According to the story, "Two people told Reuters that the California attorney general’s office, which is reviewing the planned acquisition for potential violations of antitrust law, has also asked if the deal would mean more or bigger pharmacy deserts in the state … In urban areas, researchers defined a pharmacy desert as a neighborhood where people had to walk or take a bus more than a half mile to a pharmacy. In areas where people tended to drive, a neighborhood that was more than a mile from a pharmacy would be termed a pharmacy desert."

Reuters notes that "the deal, announced in October, would create a grocery chain with nearly 5,000 stores, although up to 650 may be sold to win approval for the transaction … A total of 2,254 Kroger-owned stores have pharmacies while some 1,700 Albertsons supermarkets have pharmacies, according to the companies’ websites."

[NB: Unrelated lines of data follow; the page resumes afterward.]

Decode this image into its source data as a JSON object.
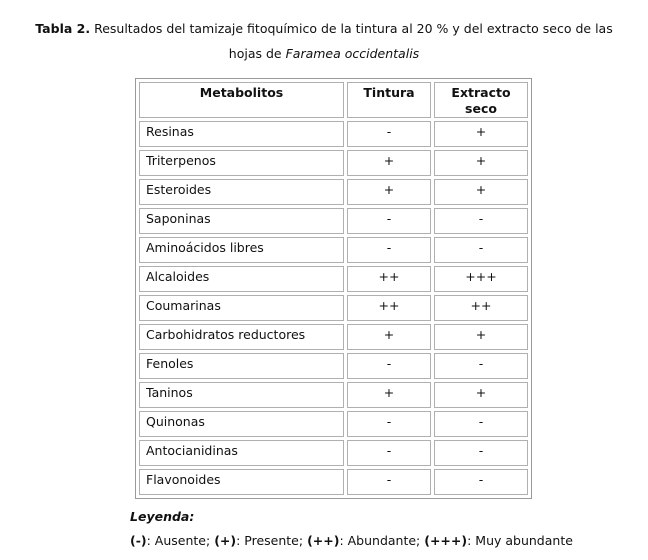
{
  "caption": {
    "label": "Tabla 2.",
    "text_line1": " Resultados del tamizaje fitoquímico de la tintura al 20 % y del extracto seco de las",
    "text_line2_prefix": "hojas de ",
    "species": "Faramea occidentalis"
  },
  "table": {
    "headers": [
      "Metabolitos",
      "Tintura",
      "Extracto seco"
    ],
    "rows": [
      {
        "metabolito": "Resinas",
        "tintura": "-",
        "extracto": "+"
      },
      {
        "metabolito": "Triterpenos",
        "tintura": "+",
        "extracto": "+"
      },
      {
        "metabolito": "Esteroides",
        "tintura": "+",
        "extracto": "+"
      },
      {
        "metabolito": "Saponinas",
        "tintura": "-",
        "extracto": "-"
      },
      {
        "metabolito": "Aminoácidos libres",
        "tintura": "-",
        "extracto": "-"
      },
      {
        "metabolito": "Alcaloides",
        "tintura": "++",
        "extracto": "+++"
      },
      {
        "metabolito": "Coumarinas",
        "tintura": "++",
        "extracto": "++"
      },
      {
        "metabolito": "Carbohidratos reductores",
        "tintura": "+",
        "extracto": "+"
      },
      {
        "metabolito": "Fenoles",
        "tintura": "-",
        "extracto": "-"
      },
      {
        "metabolito": "Taninos",
        "tintura": "+",
        "extracto": "+"
      },
      {
        "metabolito": "Quinonas",
        "tintura": "-",
        "extracto": "-"
      },
      {
        "metabolito": "Antocianidinas",
        "tintura": "-",
        "extracto": "-"
      },
      {
        "metabolito": "Flavonoides",
        "tintura": "-",
        "extracto": "-"
      }
    ]
  },
  "legend": {
    "title": "Leyenda:",
    "items": [
      {
        "symbol": "(-)",
        "meaning": ": Ausente; "
      },
      {
        "symbol": "(+)",
        "meaning": ": Presente; "
      },
      {
        "symbol": "(++)",
        "meaning": ": Abundante; "
      },
      {
        "symbol": "(+++)",
        "meaning": ": Muy abundante"
      }
    ]
  }
}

The Reuters piece says that "a spokesperson for Kroger said that the company was working with antitrust enforcers to ensure that any stores that are sold to satisfy antitrust concerns would remain open and viable, including any stores with pharmacies.  'Post-transaction, Kroger will operate the pharmacies that are part of the Albertsons’ stores that it acquires,' the spokesperson said."

KC's View:

Kroger and Albertsons have pledged that stores won't be closed, that there will be no front-line layoffs, and that prices will be reduced over the long term.  They haven't carved out pharmaceuticals as being an exception to these promises, so now it is left to the Federal Trade Commission (FTC), state Attorneys General, and anybody else with a regulatory hammer to decide whether to accept the companies at their word.